Until recently, May’s counterparts on the Continent kept a relative silence on Brexit. Like global investors, they were uncertain of May’s true colours.
Finally, the gloves are off on the Continent. “You can’t have one foot inside, one outside,” Jean-Claude Juncker, president of the European Commission, said last week. “On this point, we have to be intransigent.”
François Hollande, the French president, is less diplomatic. Insisting Britain must be punished for quitting the EU, he complained last week that “The U.K. wants to leave but pay nothing. That’s not possible. There needs to be a threat, there needs to be a risk, there needs to be a price.”
EU leaders are adamant that there can be no special treatment for Britain. That would spur resentment among remaining EU members, and some might try to leave on the same generous terms.
We’ll see if May does deploy the nuclear option in March, which triggers a maximum two-year period of divorce negotiations. If Britain gets nowhere with those, it abruptly ceases to be an EU member in March 2019, with all its demands and grievances unresolved.
The finality of Article 50 can’t be over-stated. Probably not one Briton in a thousand knows that once Article 50 has been invoked, any subsequent attempt by a chastened Britain to rejoin the EU would require the unanimous consent of the remaining 27 EU members. Latvia alone could block Britain’s re-admission to the EU.
The “Leave” crowd is mistaken in thinking the U.S. has Britain’s back. America is preoccupied with a U.S.-EU trade deal, the Transatlantic Trade and Investment Partnership (TIPP).

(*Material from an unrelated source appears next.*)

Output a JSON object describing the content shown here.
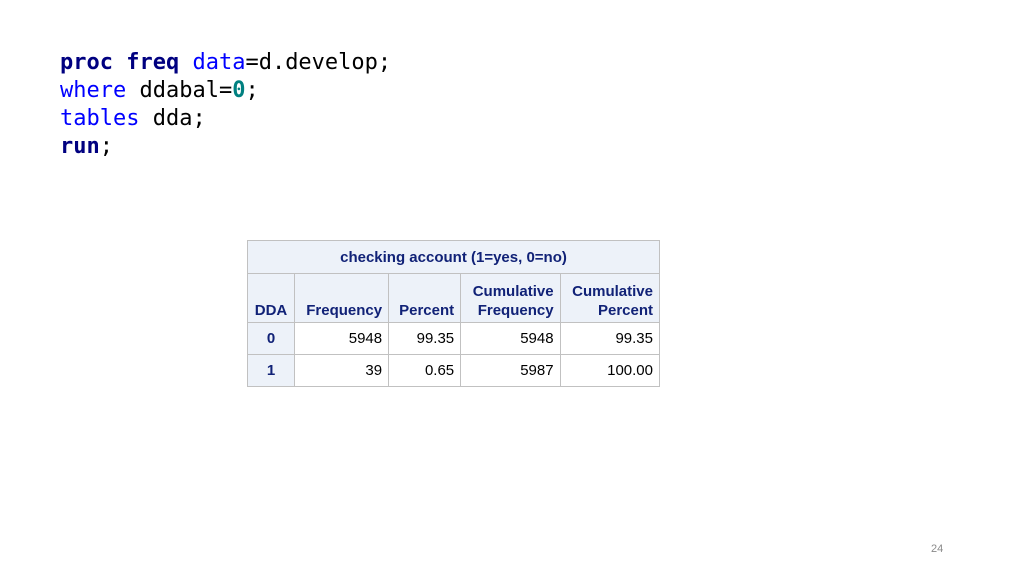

At the G-20 summit last month, Barack Obama, the U.S. president, told May that the U.S. has invested too many years of negotiations in the TIPP to let a bilateral trade deal with Britain jeopardize the much larger TIPP.
Barbara Tuchman, the great historian, described history as the unfolding of miscalculations.
The narrow majority of Leave voters certainly were objecting to a perceived influx of immigrants. A great many have come from outside the EU, notably former British colonies in Africa, but never mind.
They were also voting against then-PM David Cameron, leader of the “Remain” campaign, for having inflicted harsh austerity measures on the country.
The EU was a bit of sideshow in the Brexit vote, which was actually a revolt of the have-nots against the haves, plus an ugly display of xenophobia.
The latter has become official policy of Her Majesty’s government. Amber Rudd, the U.K. home secretary, this week said U.K. companies should be required to report the number of immigrants on their payrolls, to shame employers that allow newcomers to “take the jobs that British people should do.”
And May has instructed the London School of Economics that non-U.K. citizens are forbidden from advising her government on Brexit.
To the extent that both the U.S. and the U.K. have embraced xenophobia, Canada will have an easier time in the global competition for the best and brightest immigrants.
But where this mess leaves Britain is anyone’s guess. There’s still time between now and March for the Tories to change course, and recognize that the turbulence Britain beckons is entirely avoidable.